Prepare model parameters — prepare

Calculate and format the prepared data for use in modelling. Different parameters are definied for different types of models (see ?bbs_models for a list of models included in bbsBayes2).

Usage

prepare_model(
  prepared_data,
  model,
  model_variant = "hier",
  model_file = NULL,
  use_pois = FALSE,
  heavy_tailed = TRUE,
  n_knots = NULL,
  basis = "mgcv",
  calculate_nu = FALSE,
  calculate_log_lik = FALSE,
  calculate_cv = FALSE,
  cv_k = 10,
  cv_fold_groups = "obs_n",
  cv_omit_singles = TRUE,
  set_seed = NULL,
  quiet = FALSE
)

Arguments

prepared_data: List. Prepared data generated by prepare_data() (if model-variant is not spatial) or prepare_spatial() (if model_variant is "spatial").
model: Character. Type of model to use, must be one of "first_diff" (First Differences), "gam" (General Additive Model), "gamye" (General Additive Model with Year Effect), or "slope" (Slope model).
model_variant: Character. Model variant to use, must be one of "nonhier" (Non-hierarchical), "hier" (Hierarchical; default), or "spatial" (Spatially explicit).
model_file: Character. Optional location of a custom Stan model file to use.
use_pois: Logical. Whether to use an Over-Dispersed Poisson model (TRUE) or an Negative Binomial model (FALSE; default).
heavy_tailed: Logical. Whether extra-Poisson error distributions should be modelled as a t-distribution, with heavier tails than the standard normal distribution. Default TRUE. Recent results suggest this is best even though it requires much longer convergence times. Can only be set to FALSE with Poisson models (i.e. use_pois = TRUE).
n_knots: Numeric. Number of knots for "gam" and "gamye" models
basis: Character. Basis function to use for GAM smooth, one of "original" or "mgcv". Default is "original", the same basis used in Smith and Edwards 2020. "mgcv" is an alternate that uses the "tp" basis from the package mgcv (also used in brms, and rstanarm). If using the "mgcv" option, the user may want to consider adjusting the prior distributions for the parameters and their precision.
calculate_nu: Logical. Whether to calculate the nu parameter as a factor of gamma(2, 0.1). Default FALSE.
calculate_log_lik: Logical. Whether to calculate point-wise log-likelihood of the data given the model. Default FALSE.
calculate_cv: Logical. Whether to use bbsBayes2' cross validation. Note this is experimental. See Details.
cv_k: Numeric. The number of K folds to include (only relevant if calculate_cv = TRUE). Default 10. Note this is experimental.
cv_fold_groups: Character. The data column to use when determining the grouping level of the observations to be assigned to different fold groups. Must be one of obs_n (default) or routes (only relevant if calculate_cv = TRUE). Note this is experimental. See the models article for more details.
cv_omit_singles: Logical. Whether to omit test groups with no replication (only relevant if calculate_cv = TRUE). Default TRUE. See the models article for more details.
set_seed: Numeric. If NULL (default) no seed is set. Otherwise an integer number to be used with withr::with_seed() internally to ensure reproducibility.
quiet: Logical. Suppress progress messages? Default FALSE.

Value

A list of prepared data.

model_data - list of data formatted for use in Stan modelling
init_values - list of initialization parameters
folds - a vector of k-fold groups each observation is assigned to (if calculate_cv = TRUE), or NULL
meta_data - meta data defining the analysis
meta_strata - data frame listing strata meta data
raw_data - data frame of summarized counts used to create model_data (just formatted more nicely)

Details

There are two ways you can customize the model run. The first is to supply a custom model_file created with the copy_model_file() function and then edited by hand.

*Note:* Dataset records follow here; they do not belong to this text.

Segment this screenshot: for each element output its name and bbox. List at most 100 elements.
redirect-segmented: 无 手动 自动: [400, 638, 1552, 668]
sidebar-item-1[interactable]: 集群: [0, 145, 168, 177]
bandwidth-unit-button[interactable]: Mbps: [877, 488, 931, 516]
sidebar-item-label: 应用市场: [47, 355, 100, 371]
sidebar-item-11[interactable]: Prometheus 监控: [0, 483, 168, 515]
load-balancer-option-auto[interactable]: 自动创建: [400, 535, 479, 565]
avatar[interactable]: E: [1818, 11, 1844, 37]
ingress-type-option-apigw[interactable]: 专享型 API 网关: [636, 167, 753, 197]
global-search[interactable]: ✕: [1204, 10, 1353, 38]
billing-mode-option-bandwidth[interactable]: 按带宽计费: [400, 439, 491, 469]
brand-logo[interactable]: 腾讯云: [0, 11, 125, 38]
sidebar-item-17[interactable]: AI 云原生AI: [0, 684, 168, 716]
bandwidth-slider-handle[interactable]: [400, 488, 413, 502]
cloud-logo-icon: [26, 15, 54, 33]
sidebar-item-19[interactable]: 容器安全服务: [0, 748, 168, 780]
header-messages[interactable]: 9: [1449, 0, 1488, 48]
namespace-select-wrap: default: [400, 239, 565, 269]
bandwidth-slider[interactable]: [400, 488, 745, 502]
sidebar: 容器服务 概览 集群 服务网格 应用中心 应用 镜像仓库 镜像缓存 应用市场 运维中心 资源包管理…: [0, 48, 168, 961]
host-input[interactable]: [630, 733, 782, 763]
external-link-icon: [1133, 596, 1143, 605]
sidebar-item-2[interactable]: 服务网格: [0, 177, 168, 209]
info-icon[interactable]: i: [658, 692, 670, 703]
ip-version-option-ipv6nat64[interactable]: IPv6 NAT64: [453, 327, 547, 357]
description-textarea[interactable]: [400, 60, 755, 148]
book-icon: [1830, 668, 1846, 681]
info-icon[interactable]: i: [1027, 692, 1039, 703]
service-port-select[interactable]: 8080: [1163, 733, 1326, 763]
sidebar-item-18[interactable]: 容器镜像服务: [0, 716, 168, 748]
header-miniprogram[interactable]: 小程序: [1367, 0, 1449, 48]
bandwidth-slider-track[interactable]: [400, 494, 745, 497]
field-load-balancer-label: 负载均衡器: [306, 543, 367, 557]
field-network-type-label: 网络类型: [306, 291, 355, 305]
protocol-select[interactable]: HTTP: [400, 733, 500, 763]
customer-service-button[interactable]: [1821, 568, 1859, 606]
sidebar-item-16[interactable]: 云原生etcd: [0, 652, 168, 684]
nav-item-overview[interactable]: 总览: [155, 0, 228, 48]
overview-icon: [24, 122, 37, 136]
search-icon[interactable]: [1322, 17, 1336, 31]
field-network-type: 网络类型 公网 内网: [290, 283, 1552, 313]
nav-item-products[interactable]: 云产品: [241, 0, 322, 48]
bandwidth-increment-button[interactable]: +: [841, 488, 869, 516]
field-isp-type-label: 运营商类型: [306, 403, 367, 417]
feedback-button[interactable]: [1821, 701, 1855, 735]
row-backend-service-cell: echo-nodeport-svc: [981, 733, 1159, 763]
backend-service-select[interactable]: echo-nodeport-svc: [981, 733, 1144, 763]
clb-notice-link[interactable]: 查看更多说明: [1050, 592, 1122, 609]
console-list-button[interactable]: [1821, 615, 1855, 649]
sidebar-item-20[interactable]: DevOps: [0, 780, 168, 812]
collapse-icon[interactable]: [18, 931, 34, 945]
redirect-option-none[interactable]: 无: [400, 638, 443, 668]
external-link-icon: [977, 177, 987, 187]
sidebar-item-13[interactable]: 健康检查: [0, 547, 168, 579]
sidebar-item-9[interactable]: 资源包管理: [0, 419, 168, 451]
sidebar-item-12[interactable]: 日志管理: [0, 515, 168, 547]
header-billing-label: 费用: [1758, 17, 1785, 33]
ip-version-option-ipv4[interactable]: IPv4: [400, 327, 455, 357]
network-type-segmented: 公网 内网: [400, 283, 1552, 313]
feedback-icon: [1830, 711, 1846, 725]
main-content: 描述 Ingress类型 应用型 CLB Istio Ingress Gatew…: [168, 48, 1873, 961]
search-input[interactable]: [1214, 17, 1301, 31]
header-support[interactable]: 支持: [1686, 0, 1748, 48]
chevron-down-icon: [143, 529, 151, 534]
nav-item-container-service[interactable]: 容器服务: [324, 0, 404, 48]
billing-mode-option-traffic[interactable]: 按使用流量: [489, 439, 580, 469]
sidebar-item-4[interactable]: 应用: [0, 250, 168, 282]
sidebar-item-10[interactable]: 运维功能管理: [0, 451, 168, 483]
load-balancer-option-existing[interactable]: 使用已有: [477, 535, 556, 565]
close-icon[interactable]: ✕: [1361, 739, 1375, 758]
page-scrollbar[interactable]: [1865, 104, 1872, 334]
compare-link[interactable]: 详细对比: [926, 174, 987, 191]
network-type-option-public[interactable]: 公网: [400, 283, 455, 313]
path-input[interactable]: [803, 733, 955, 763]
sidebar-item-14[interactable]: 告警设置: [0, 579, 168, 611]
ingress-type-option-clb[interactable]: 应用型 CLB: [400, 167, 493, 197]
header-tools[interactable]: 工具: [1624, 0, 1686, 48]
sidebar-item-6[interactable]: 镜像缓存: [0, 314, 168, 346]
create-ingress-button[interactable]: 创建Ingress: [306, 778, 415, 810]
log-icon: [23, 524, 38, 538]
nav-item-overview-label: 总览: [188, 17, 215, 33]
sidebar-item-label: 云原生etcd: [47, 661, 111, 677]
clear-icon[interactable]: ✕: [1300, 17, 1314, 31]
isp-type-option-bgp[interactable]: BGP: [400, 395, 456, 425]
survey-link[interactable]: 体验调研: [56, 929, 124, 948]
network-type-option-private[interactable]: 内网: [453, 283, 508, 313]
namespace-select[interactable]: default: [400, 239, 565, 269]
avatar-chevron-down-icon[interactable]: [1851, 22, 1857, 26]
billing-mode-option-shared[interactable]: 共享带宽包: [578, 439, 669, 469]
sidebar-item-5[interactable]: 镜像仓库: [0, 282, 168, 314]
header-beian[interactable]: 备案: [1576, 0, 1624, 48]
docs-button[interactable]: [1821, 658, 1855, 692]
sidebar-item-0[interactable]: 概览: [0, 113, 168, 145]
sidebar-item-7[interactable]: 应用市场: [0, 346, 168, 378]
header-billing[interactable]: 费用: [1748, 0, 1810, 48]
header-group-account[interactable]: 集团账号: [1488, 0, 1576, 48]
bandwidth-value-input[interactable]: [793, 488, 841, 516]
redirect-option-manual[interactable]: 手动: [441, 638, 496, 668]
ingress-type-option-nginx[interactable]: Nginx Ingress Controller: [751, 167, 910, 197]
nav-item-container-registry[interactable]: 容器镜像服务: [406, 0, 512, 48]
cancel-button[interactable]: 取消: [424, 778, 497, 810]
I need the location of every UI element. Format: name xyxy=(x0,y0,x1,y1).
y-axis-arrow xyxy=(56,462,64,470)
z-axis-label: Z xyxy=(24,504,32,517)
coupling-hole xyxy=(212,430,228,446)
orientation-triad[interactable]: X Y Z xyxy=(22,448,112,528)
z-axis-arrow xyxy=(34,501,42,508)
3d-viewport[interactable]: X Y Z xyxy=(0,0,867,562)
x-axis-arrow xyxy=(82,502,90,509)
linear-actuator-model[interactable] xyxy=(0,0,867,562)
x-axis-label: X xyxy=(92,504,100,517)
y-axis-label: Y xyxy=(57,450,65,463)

Second, you can edit or overwrite the initialization parameters (init_values) in the output of prepare_model() to customize the init supplied to cmdstanr::sample(). You can supply these parameters in anyway that cmdstanr::sample() accepts the init argument. See also the init_alternate argument in run_model().

To implement bbsBayes2' version of cross validation, set calculate_cv = TRUE. You can set up your own system for cross validation by modifying the folds list-item in the output of prepare_model(). Note this is considered experimental.

See the models article for more advanced examples and explanations.

Examples

s <- stratify(by = "bbs_cws", sample_data = TRUE)
#> Using 'bbs_cws' (standard) stratification
#> Using sample BBS data...
#> Using species Pacific Wren (sample data)
#> Filtering to species Pacific Wren (7221)
#> Stratifying data...
#>   Combining BCR 7 and NS and PEI...
#>   Renaming routes...
p <- prepare_data(s)
pm <- prepare_model(p, model = "first_diff", model_variant = "hier")